General-purpose graphics processing units (GPGPU) brings an opportunity to improve the performance for many applications. However, exploiting parallelism is low productive in current programming frameworks such as CUDA and OpenCL. Programmers have to consider and deal with many GPGPU architecture details; therefore it is a challenge to trade off the programmability and the efficiency of performance tuning.

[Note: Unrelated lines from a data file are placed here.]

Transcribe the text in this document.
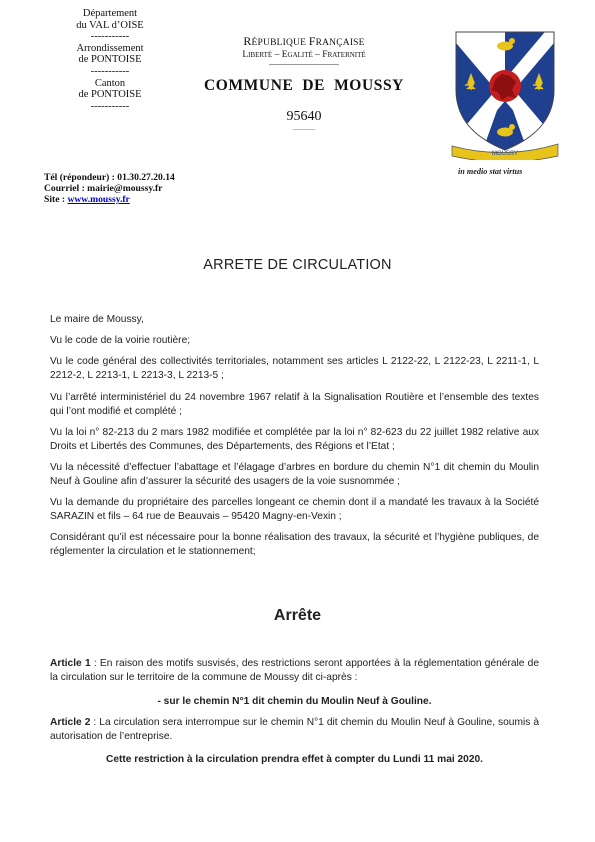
Département
du VAL d’OISE
-----------
Arrondissement
de PONTOISE
-----------
Canton
de PONTOISE
-----------
Tél (répondeur) : 01.30.27.20.14
Courriel : mairie@moussy.fr
Site : www.moussy.fr
RÉPUBLIQUE FRANÇAISE
Liberté – Egalité – Fraternité
COMMUNE  DE  MOUSSY
95640
MOUSSY
in medio stat virtus
ARRETE DE CIRCULATION

Le maire de Moussy,

Vu le code de la voirie routière;

Vu le code général des collectivités territoriales, notamment ses articles L 2122-22, L 2122-23, L 2211-1, L 2212-2, L 2213-1, L 2213-3, L 2213-5 ;

Vu l’arrêté interministériel du 24 novembre 1967 relatif à la Signalisation Routière et l’ensemble des textes qui l’ont modifié et complété ;

Vu la loi n° 82-213 du 2 mars 1982 modifiée et complétée par la loi n° 82-623 du 22 juillet 1982 relative aux Droits et Libertés des Communes, des Départements, des Régions et l’Etat ;

Vu la nécessité d’effectuer l’abattage et l’élagage d’arbres en bordure du chemin N°1 dit chemin du Moulin Neuf à Gouline afin d’assurer la sécurité des usagers de la voie susnommée ;

Vu la demande du propriétaire des parcelles longeant ce chemin dont il a mandaté les travaux à la Société SARAZIN et fils – 64 rue de Beauvais – 95420 Magny-en-Vexin ;

Considérant qu’il est nécessaire pour la bonne réalisation des travaux, la sécurité et l’hygiène publiques, de réglementer la circulation et le stationnement;

Arrête
Article 1 : En raison des motifs susvisés, des restrictions seront apportées à la réglementation générale de la circulation sur le territoire de la commune de Moussy dit ci-après :
- sur le chemin N°1 dit chemin du Moulin Neuf à Gouline.
Article 2 : La circulation sera interrompue sur le chemin N°1 dit chemin du Moulin Neuf à Gouline, soumis à autorisation de l’entreprise.
Cette restriction à la circulation prendra effet à compter du Lundi 11 mai 2020.
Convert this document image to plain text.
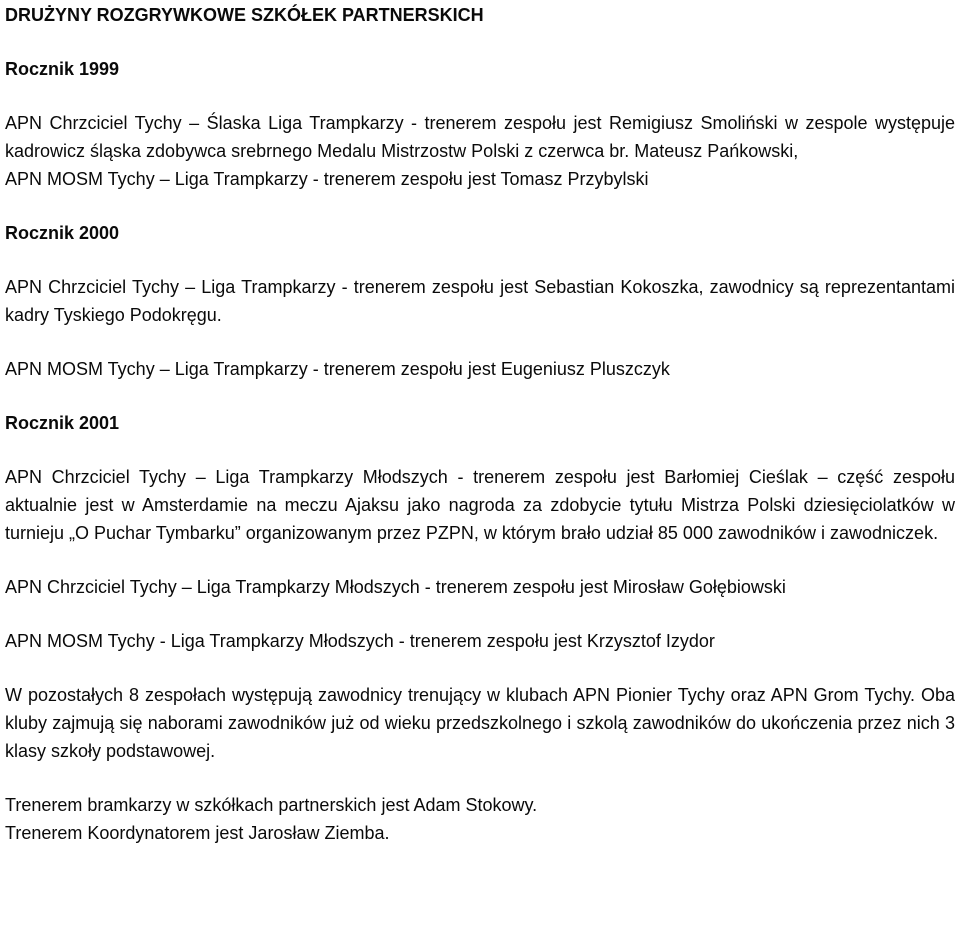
DRUŻYNY ROZGRYWKOWE SZKÓŁEK PARTNERSKICH

Rocznik 1999

APN Chrzciciel Tychy – Ślaska Liga Trampkarzy - trenerem zespołu jest Remigiusz Smoliński w zespole występuje kadrowicz śląska zdobywca srebrnego Medalu Mistrzostw Polski z czerwca br. Mateusz Pańkowski,

APN MOSM Tychy – Liga Trampkarzy - trenerem zespołu jest Tomasz Przybylski

Rocznik 2000

APN Chrzciciel Tychy – Liga Trampkarzy - trenerem zespołu jest Sebastian Kokoszka, zawodnicy są reprezentantami kadry Tyskiego Podokręgu.

APN MOSM Tychy – Liga Trampkarzy - trenerem zespołu jest Eugeniusz Pluszczyk

Rocznik 2001

APN Chrzciciel Tychy – Liga Trampkarzy Młodszych - trenerem zespołu jest Barłomiej Cieślak – część zespołu aktualnie jest w Amsterdamie na meczu Ajaksu jako nagroda za zdobycie tytułu Mistrza Polski dziesięciolatków w turnieju „O Puchar Tymbarku” organizowanym przez PZPN, w którym brało udział 85 000 zawodników i zawodniczek.

APN Chrzciciel Tychy – Liga Trampkarzy Młodszych - trenerem zespołu jest Mirosław Gołębiowski

APN MOSM Tychy - Liga Trampkarzy Młodszych - trenerem zespołu jest Krzysztof Izydor

W pozostałych 8 zespołach występują zawodnicy trenujący w klubach APN Pionier Tychy oraz APN Grom Tychy. Oba kluby zajmują się naborami zawodników już od wieku przedszkolnego i szkolą zawodników do ukończenia przez nich 3 klasy szkoły podstawowej.

Trenerem bramkarzy w szkółkach partnerskich jest Adam Stokowy.

Trenerem Koordynatorem jest Jarosław Ziemba.
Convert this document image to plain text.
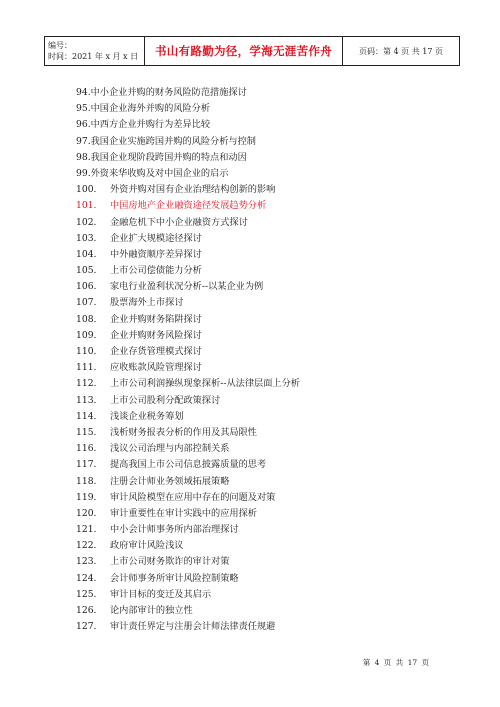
编号：
时间：2021 年 x 月 x 日	书山有路勤为径，学海无涯苦作舟	页码：第 4 页 共 17 页
94. 中小企业并购的财务风险防范措施探讨
95. 中国企业海外并购的风险分析
96. 中西方企业并购行为差异比较
97. 我国企业实施跨国并购的风险分析与控制
98. 我国企业现阶段跨国并购的特点和动因
99. 外资来华收购及对中国企业的启示
100.	外资并购对国有企业治理结构创新的影响
101.	中国房地产企业融资途径发展趋势分析
102.	金融危机下中小企业融资方式探讨
103.	企业扩大规模途径探讨
104.	中外融资顺序差异探讨
105.	上市公司偿债能力分析
106.	家电行业盈利状况分析--以某企业为例
107.	股票海外上市探讨
108.	企业并购财务陷阱探讨
109.	企业并购财务风险探讨
110.	企业存货管理模式探讨
111.	应收账款风险管理探讨
112.	上市公司利润操纵现象探析--从法律层面上分析
113.	上市公司股利分配政策探讨
114.	浅谈企业税务筹划
115.	浅析财务报表分析的作用及其局限性
116.	浅议公司治理与内部控制关系
117.	提高我国上市公司信息披露质量的思考
118.	注册会计师业务领域拓展策略
119.	审计风险模型在应用中存在的问题及对策
120.	审计重要性在审计实践中的应用探析
121.	中小会计师事务所内部治理探讨
122.	政府审计风险浅议
123.	上市公司财务欺诈的审计对策
124.	会计师事务所审计风险控制策略
125.	审计目标的变迁及其启示
126.	论内部审计的独立性
127.	审计责任界定与注册会计师法律责任规避
第 4 页 共 17 页
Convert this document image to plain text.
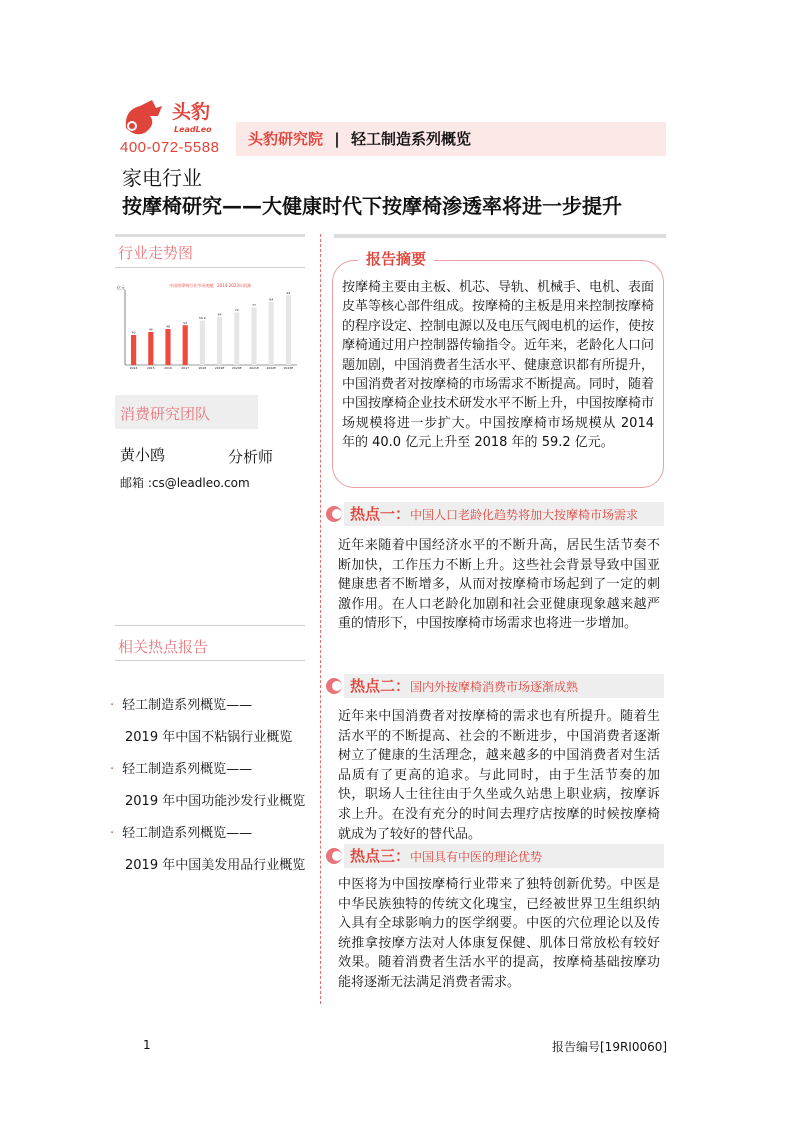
头豹
LeadLeo
400-072-5588	头豹研究院 | 轻工制造系列概览
家电行业
按摩椅研究——大健康时代下按摩椅渗透率将进一步提升
行业走势图
中国按摩椅行业市场规模，2014-2023年预测
亿元
40
2014
44
2015
48
2016
53
2017
59.2
2018
64
2019E
70
2020E
77
2021E
84
2022E
93
2023E
消费研究团队
黄小鸥	分析师
邮箱 :cs@leadleo.com
相关热点报告
· 轻工制造系列概览——
2019 年中国不粘锅行业概览
· 轻工制造系列概览——
2019 年中国功能沙发行业概览
· 轻工制造系列概览——
2019 年中国美发用品行业概览
按摩椅主要由主板、机芯、导轨、机械手、电机、表面皮革等核心部件组成。按摩椅的主板是用来控制按摩椅的程序设定、控制电源以及电压气阀电机的运作，使按摩椅通过用户控制器传输指令。近年来，老龄化人口问题加剧，中国消费者生活水平、健康意识都有所提升，中国消费者对按摩椅的市场需求不断提高。同时，随着中国按摩椅企业技术研发水平不断上升，中国按摩椅市场规模将进一步扩大。中国按摩椅市场规模从 2014 年的 40.0 亿元上升至 2018 年的 59.2 亿元。
报告摘要
热点一：中国人口老龄化趋势将加大按摩椅市场需求
近年来随着中国经济水平的不断升高，居民生活节奏不断加快，工作压力不断上升。这些社会背景导致中国亚健康患者不断增多，从而对按摩椅市场起到了一定的刺激作用。在人口老龄化加剧和社会亚健康现象越来越严重的情形下，中国按摩椅市场需求也将进一步增加。
热点二：国内外按摩椅消费市场逐渐成熟
近年来中国消费者对按摩椅的需求也有所提升。随着生活水平的不断提高、社会的不断进步，中国消费者逐渐树立了健康的生活理念，越来越多的中国消费者对生活品质有了更高的追求。与此同时，由于生活节奏的加快，职场人士往往由于久坐或久站患上职业病，按摩诉求上升。在没有充分的时间去理疗店按摩的时候按摩椅就成为了较好的替代品。
热点三：中国具有中医的理论优势
中医将为中国按摩椅行业带来了独特创新优势。中医是中华民族独特的传统文化瑰宝，已经被世界卫生组织纳入具有全球影响力的医学纲要。中医的穴位理论以及传统推拿按摩方法对人体康复保健、肌体日常放松有较好效果。随着消费者生活水平的提高，按摩椅基础按摩功能将逐渐无法满足消费者需求。
1	报告编号[19RI0060]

Parallel Repacking (PR) is a popular performance tuning approach for GPGPU applications, which improves the performance by changing the parallel granularity. Existing code transformation algorithms using PR increase the productivity, but they do not cover adequate code patterns and do not give an effective code error detection. In this paper, we propose a novel parallel repacking algorithm (APR) to cover a wide range of code patterns and improve efficiency. We develop an efficient code model that expresses a GPGPU program as a recursive statement sequence, and introduces a concept of singular statement. APR building upon this model uses appropriate transformation rules for singular and non-singular statements to generate the repacked codes. A recursive transformation is performed when it encounters a branching/loop singular statement. Additionally, singular statements unify the transformation for barriers and data sharing, and enable APR to detect the barrier errors. The experiment results based on a prototype show that out proposed APR covers more code patterns than existing solutions such as the automatic thread coarsening in Crest, and the repacked codes using the APR achieve effective performance gain up to 3.28X speedup, in some cases even higher than manually tuned repacked codes.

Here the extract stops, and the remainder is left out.